You’ve probably heard us say that “two-day free and fast shipping weren’t an expectation that you created for your customers; that was something that Amazon did without your permission.”

And, sure, that argument has been made time and again — customers have expectations, and if you don’t meet them someone else will.

But what are the next generation of customer expectations? And how do AI, social media, and multiplayer collaboration tools create new and unanticipated customer expectations?

Today on Insiders we’re going to break down an emergent subcultural behavior — something we’re calling Mockup Culture — and we’re going to examine how it, and similar behaviors are a new form of individual participation that leads to group expectations.

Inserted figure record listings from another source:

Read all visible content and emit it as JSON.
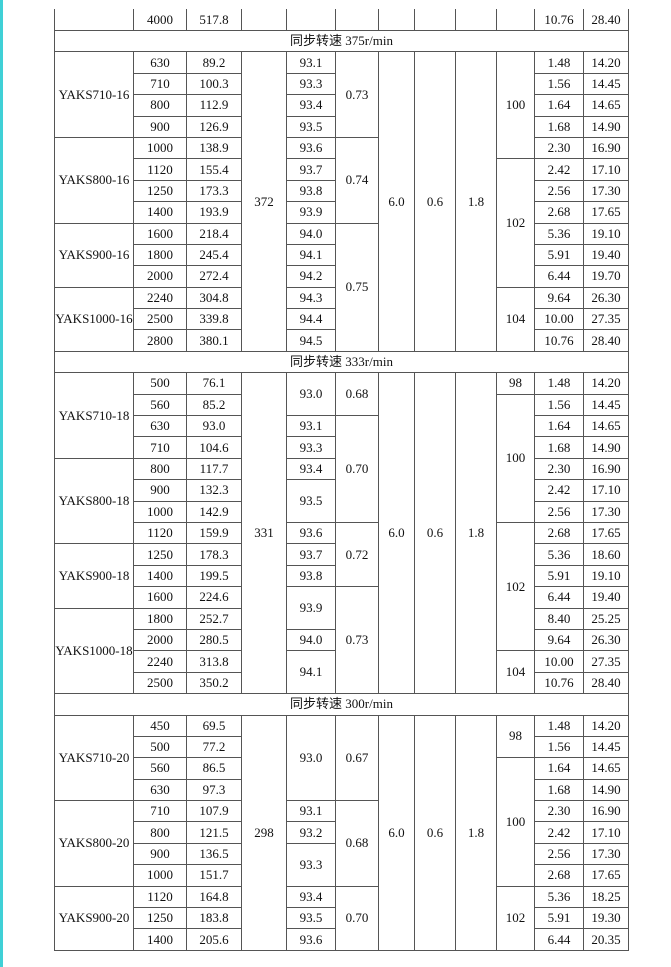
{
  "top_row": [
    "",
    "4000",
    "517.8",
    "",
    "",
    "",
    "",
    "",
    "",
    "",
    "10.76",
    "28.40"
  ],
  "sections": [
    {
      "title": "同步转速  375r/min",
      "models": [
        {
          "v": "YAKS710-16",
          "n": 4
        },
        {
          "v": "YAKS800-16",
          "n": 4
        },
        {
          "v": "YAKS900-16",
          "n": 3
        },
        {
          "v": "YAKS1000-16",
          "n": 3
        }
      ],
      "power": [
        "630",
        "710",
        "800",
        "900",
        "1000",
        "1120",
        "1250",
        "1400",
        "1600",
        "1800",
        "2000",
        "2240",
        "2500",
        "2800"
      ],
      "current": [
        "89.2",
        "100.3",
        "112.9",
        "126.9",
        "138.9",
        "155.4",
        "173.3",
        "193.9",
        "218.4",
        "245.4",
        "272.4",
        "304.8",
        "339.8",
        "380.1"
      ],
      "speed": "372",
      "efficiency": [
        {
          "v": "93.1",
          "n": 1
        },
        {
          "v": "93.3",
          "n": 1
        },
        {
          "v": "93.4",
          "n": 1
        },
        {
          "v": "93.5",
          "n": 1
        },
        {
          "v": "93.6",
          "n": 1
        },
        {
          "v": "93.7",
          "n": 1
        },
        {
          "v": "93.8",
          "n": 1
        },
        {
          "v": "93.9",
          "n": 1
        },
        {
          "v": "94.0",
          "n": 1
        },
        {
          "v": "94.1",
          "n": 1
        },
        {
          "v": "94.2",
          "n": 1
        },
        {
          "v": "94.3",
          "n": 1
        },
        {
          "v": "94.4",
          "n": 1
        },
        {
          "v": "94.5",
          "n": 1
        }
      ],
      "power_factor": [
        {
          "v": "0.73",
          "n": 4
        },
        {
          "v": "0.74",
          "n": 4
        },
        {
          "v": "0.75",
          "n": 6
        }
      ],
      "c7": "6.0",
      "c8": "0.6",
      "c9": "1.8",
      "noise": [
        {
          "v": "100",
          "n": 5
        },
        {
          "v": "102",
          "n": 6
        },
        {
          "v": "104",
          "n": 3
        }
      ],
      "c11": [
        "1.48",
        "1.56",
        "1.64",
        "1.68",
        "2.30",
        "2.42",
        "2.56",
        "2.68",
        "5.36",
        "5.91",
        "6.44",
        "9.64",
        "10.00",
        "10.76"
      ],
      "c12": [
        "14.20",
        "14.45",
        "14.65",
        "14.90",
        "16.90",
        "17.10",
        "17.30",
        "17.65",
        "19.10",
        "19.40",
        "19.70",
        "26.30",
        "27.35",
        "28.40"
      ]
    },
    {
      "title": "同步转速  333r/min",
      "models": [
        {
          "v": "YAKS710-18",
          "n": 4
        },
        {
          "v": "YAKS800-18",
          "n": 4
        },
        {
          "v": "YAKS900-18",
          "n": 3
        },
        {
          "v": "YAKS1000-18",
          "n": 4
        }
      ],
      "power": [
        "500",
        "560",
        "630",
        "710",
        "800",
        "900",
        "1000",
        "1120",
        "1250",
        "1400",
        "1600",
        "1800",
        "2000",
        "2240",
        "2500"
      ],
      "current": [
        "76.1",
        "85.2",
        "93.0",
        "104.6",
        "117.7",
        "132.3",
        "142.9",
        "159.9",
        "178.3",
        "199.5",
        "224.6",
        "252.7",
        "280.5",
        "313.8",
        "350.2"
      ],
      "speed": "331",
      "efficiency": [
        {
          "v": "93.0",
          "n": 2
        },
        {
          "v": "93.1",
          "n": 1
        },
        {
          "v": "93.3",
          "n": 1
        },
        {
          "v": "93.4",
          "n": 1
        },
        {
          "v": "93.5",
          "n": 2
        },
        {
          "v": "93.6",
          "n": 1
        },
        {
          "v": "93.7",
          "n": 1
        },
        {
          "v": "93.8",
          "n": 1
        },
        {
          "v": "93.9",
          "n": 2
        },
        {
          "v": "94.0",
          "n": 1
        },
        {
          "v": "94.1",
          "n": 2
        }
      ],
      "power_factor": [
        {
          "v": "0.68",
          "n": 2
        },
        {
          "v": "0.70",
          "n": 5
        },
        {
          "v": "0.72",
          "n": 3
        },
        {
          "v": "0.73",
          "n": 5
        }
      ],
      "c7": "6.0",
      "c8": "0.6",
      "c9": "1.8",
      "noise": [
        {
          "v": "98",
          "n": 1
        },
        {
          "v": "100",
          "n": 6
        },
        {
          "v": "102",
          "n": 6
        },
        {
          "v": "104",
          "n": 2
        }
      ],
      "c11": [
        "1.48",
        "1.56",
        "1.64",
        "1.68",
        "2.30",
        "2.42",
        "2.56",
        "2.68",
        "5.36",
        "5.91",
        "6.44",
        "8.40",
        "9.64",
        "10.00",
        "10.76"
      ],
      "c12": [
        "14.20",
        "14.45",
        "14.65",
        "14.90",
        "16.90",
        "17.10",
        "17.30",
        "17.65",
        "18.60",
        "19.10",
        "19.40",
        "25.25",
        "26.30",
        "27.35",
        "28.40"
      ]
    },
    {
      "title": "同步转速  300r/min",
      "models": [
        {
          "v": "YAKS710-20",
          "n": 4
        },
        {
          "v": "YAKS800-20",
          "n": 4
        },
        {
          "v": "YAKS900-20",
          "n": 3
        }
      ],
      "power": [
        "450",
        "500",
        "560",
        "630",
        "710",
        "800",
        "900",
        "1000",
        "1120",
        "1250",
        "1400"
      ],
      "current": [
        "69.5",
        "77.2",
        "86.5",
        "97.3",
        "107.9",
        "121.5",
        "136.5",
        "151.7",
        "164.8",
        "183.8",
        "205.6"
      ],
      "speed": "298",
      "efficiency": [
        {
          "v": "93.0",
          "n": 4
        },
        {
          "v": "93.1",
          "n": 1
        },
        {
          "v": "93.2",
          "n": 1
        },
        {
          "v": "93.3",
          "n": 2
        },
        {
          "v": "93.4",
          "n": 1
        },
        {
          "v": "93.5",
          "n": 1
        },
        {
          "v": "93.6",
          "n": 1
        }
      ],
      "power_factor": [
        {
          "v": "0.67",
          "n": 4
        },
        {
          "v": "0.68",
          "n": 4
        },
        {
          "v": "0.70",
          "n": 3
        }
      ],
      "c7": "6.0",
      "c8": "0.6",
      "c9": "1.8",
      "noise": [
        {
          "v": "98",
          "n": 2
        },
        {
          "v": "100",
          "n": 6
        },
        {
          "v": "102",
          "n": 3
        }
      ],
      "c11": [
        "1.48",
        "1.56",
        "1.64",
        "1.68",
        "2.30",
        "2.42",
        "2.56",
        "2.68",
        "5.36",
        "5.91",
        "6.44"
      ],
      "c12": [
        "14.20",
        "14.45",
        "14.65",
        "14.90",
        "16.90",
        "17.10",
        "17.30",
        "17.65",
        "18.25",
        "19.30",
        "20.35"
      ]
    }
  ]
}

By pitching products in a public arena with varying degrees of feasibility, Mockup Culture is extending hyperstition into reality and shaping new customer expectations.

What is Mockup Culture?

Mockup culture is a new form of meme where graphic designers create images of new digital products, or alter existing ones, to make critique about consumerism or technology.

In the culture of mocking up user interfaces (UI), we no longer see the meme template of the early aughts. Instead, we see familiar shopping and social media interfaces, lightly-yet-plausibly modified, to gain additional features that result in funny critiques about the modern world.

Pictured: “Pay to skip the line” by popular mockup creator Soren Iverson

Pictured: “Pay to skip the line” by popular mockup creator Soren Iverson

In one mockup you can pay to skip the line at Starbucks. In another, the cost of a meeting is displayed in a calendar invite as a function of the salaries of those in attendance.

Perhaps Uber Eats rolls out a “leftovers” feature, where you pay 60% less for (ahem) “gently-used” food.

Those participating in mockup culture are thoroughly versed in the current digital economy. Like the art collective MSCHF, the modern dadaists are using the very medium that is the ire of their critique in order to make a statement. MSCHF uses shoes. Mockup Culture uses digital interface design.

Pictured: “The true cost of a meeting” by Krystal Wu.

Pictured: “The true cost of a meeting” by Krystal Wu.

Because mockup culture centers in on popular user interfaces, it often takes aim at human behavior. Many pieces coming out of this emergent subculture on Twitter, Dribble, Are.na, and other places where designers congregate, make commentary about commerce itself, and the consumerism on which commerce depends.

Tools Drive the Aesthetic, Even for Mockups

It cannot be understated that digital UI design is now a medium for artistic expression. Media theorist Marshall McLuhan said it best: “the medium is the message.” By using a tool like Figma or Framer to produce plausible design iterations, mockup culture seeks to steer the discourse amongst industry insiders.

The designs look native because they’re produced by the very tools that create the genuine artifacts.

Some aesthetic decisions, and the genres that emerge as a result of them, are due to the tools themselves. The tools enable a certain type of “look” which becomes more pervasive as a tool becomes more popular amongst designers. This can be felt no only in UI design, but in commercial print and even CPG packaging designs, as some have pointed out with the recent refresh of the General Mills snack portfolio.